AddQuantizationEventDelegate ノードで4小節毎に呼ばれるイベント 4BarEvent と、1拍毎に呼ばれるイベント BeatEvent を作ります。
Activate で TimeSynthComponent を有効化します。
コンテンツブラウザの右クリックメニューから サウンド>TimeSynthClip を選択し、新たな TimeSynthClip を作成します。
作成した TimeSynthClip を開き、各種設定をします。
主要な部分を解説します。
<Clip>
Sounds : 新しいエレメントを追加し、Sound Wave にBGM用のオーディオである「BGM」を選択します。
<VolumeControl>
Fade in Time : フェードインさせる必要はないので NumBars、Beats 共に0にしておきます。
Apply Fade Out : フェードアウトさせる必要はないのでチェックを外しておきます。
<TimeControl>
ClipDuration : clip の長さです。今回のBGMは4小節ちょうどの長さのため NumBars = 4、NumBeats = 0を設定します。
ClipQuantization : クリップを再生するタイミング(間隔)の設定です。BGMの場合は小節の頭から鳴って欲しいため 1Bar を選択します。

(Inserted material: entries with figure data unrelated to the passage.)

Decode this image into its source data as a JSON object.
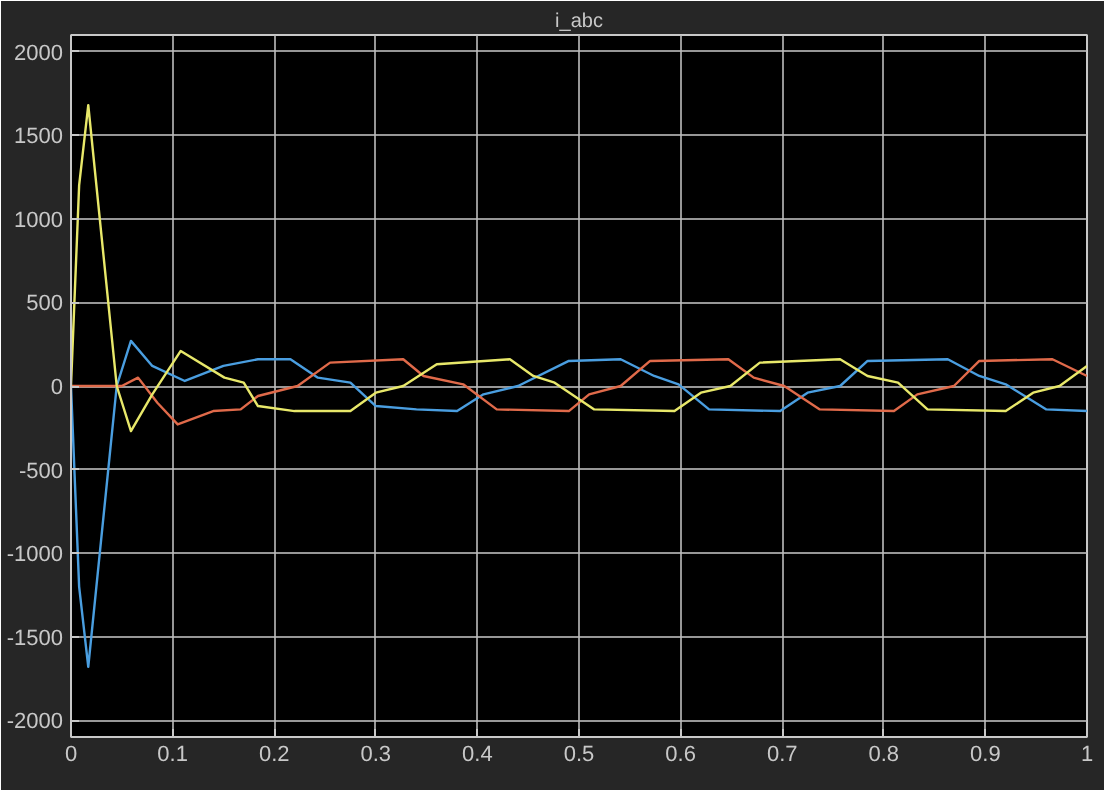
{
  "chart_data": {
    "type": "line",
    "title": "i_abc",
    "xlim": [
      0,
      1
    ],
    "ylim": [
      -2100,
      2100
    ],
    "xticks": [
      0,
      0.1,
      0.2,
      0.3,
      0.4,
      0.5,
      0.6,
      0.7,
      0.8,
      0.9,
      1
    ],
    "yticks": [
      -2000,
      -1500,
      -1000,
      -500,
      0,
      500,
      1000,
      1500,
      2000
    ],
    "grid": true,
    "marker": "none",
    "line_style": "solid",
    "series": [
      {
        "color": "#4a9ee0",
        "x": [
          0,
          0.008,
          0.017,
          0.03,
          0.045,
          0.059,
          0.08,
          0.112,
          0.15,
          0.184,
          0.216,
          0.243,
          0.275,
          0.3,
          0.34,
          0.38,
          0.406,
          0.44,
          0.49,
          0.541,
          0.574,
          0.598,
          0.628,
          0.698,
          0.725,
          0.757,
          0.784,
          0.863,
          0.894,
          0.92,
          0.96,
          1
        ],
        "values": [
          0,
          -1200,
          -1680,
          -900,
          0,
          270,
          120,
          30,
          120,
          160,
          160,
          50,
          20,
          -120,
          -140,
          -150,
          -50,
          0,
          150,
          160,
          60,
          10,
          -140,
          -150,
          -40,
          0,
          150,
          160,
          60,
          10,
          -140,
          -150
        ]
      },
      {
        "color": "#e06a4a",
        "x": [
          0,
          0.05,
          0.066,
          0.085,
          0.105,
          0.14,
          0.167,
          0.184,
          0.223,
          0.255,
          0.327,
          0.347,
          0.386,
          0.419,
          0.49,
          0.51,
          0.541,
          0.57,
          0.647,
          0.672,
          0.702,
          0.737,
          0.81,
          0.833,
          0.869,
          0.894,
          0.966,
          1
        ],
        "values": [
          0,
          0,
          50,
          -100,
          -230,
          -150,
          -140,
          -60,
          0,
          140,
          160,
          60,
          10,
          -140,
          -150,
          -50,
          0,
          150,
          160,
          50,
          0,
          -140,
          -150,
          -50,
          0,
          150,
          160,
          60
        ]
      },
      {
        "color": "#e8e86a",
        "x": [
          0,
          0.008,
          0.017,
          0.03,
          0.045,
          0.059,
          0.08,
          0.108,
          0.151,
          0.17,
          0.184,
          0.22,
          0.275,
          0.3,
          0.327,
          0.36,
          0.432,
          0.455,
          0.476,
          0.515,
          0.594,
          0.62,
          0.649,
          0.678,
          0.757,
          0.784,
          0.814,
          0.843,
          0.92,
          0.947,
          0.973,
          1
        ],
        "values": [
          0,
          1200,
          1680,
          900,
          0,
          -270,
          -50,
          210,
          50,
          20,
          -120,
          -150,
          -150,
          -40,
          0,
          130,
          160,
          60,
          20,
          -140,
          -150,
          -40,
          0,
          140,
          160,
          60,
          20,
          -140,
          -150,
          -40,
          0,
          120
        ]
      }
    ]
  }
}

ちなみに Bar = 小節、Beat = 拍 です。
PlayClip を追加します。ゲーム開始時に再生を開始し、以降は 4BarEvent で4小節毎に鳴らすようにしています。
BGMが切れ目なくループ再生されてますね。
ターゲットがBGMに合わせて鼓動するようにしてみます。
BeatEvent から全てのターゲットActorの BeatProduction を呼びます。
ちなみに BeatProduction ではタイムラインでスケールを変動させて鼓動アニメーションを実装しています。
音楽の拍に合わせてターゲットが鼓動します!
ターゲットを破壊した時、賑やかしのメロディが入るようにします。
破壊効果音用の TimeSynthClip を作成します。
<Clip>
Sounds : 3つのメロディをランダムで鳴らすため、3つ設定しています。
※RondomWeightで抽選に重みを付けることもできますが、今回は均等にしたいので 1.0 のままです。
<TimeControl>
ClipQuantization :1小節の始まりと同時に鳴らしたいので1Barにしています。
単純にターゲット破壊時にこのイベントを呼べばOKです。自動的に次の1小節の始まりを待って同期再生してくれます。
※同タイミングで複数の発音すると煩くなるので実際の実装時には同時発音制御が必要です。
ターゲットを破壊した後にBGMと同期したメロディが流れました!
自機ショットを1/16音符で同期させたり、ライトの色を拍に合わせて切り替えたりしてます。
音楽と同期する演出は非常に効果的です。工夫次第で色々出来ると思うので是非試してみてください!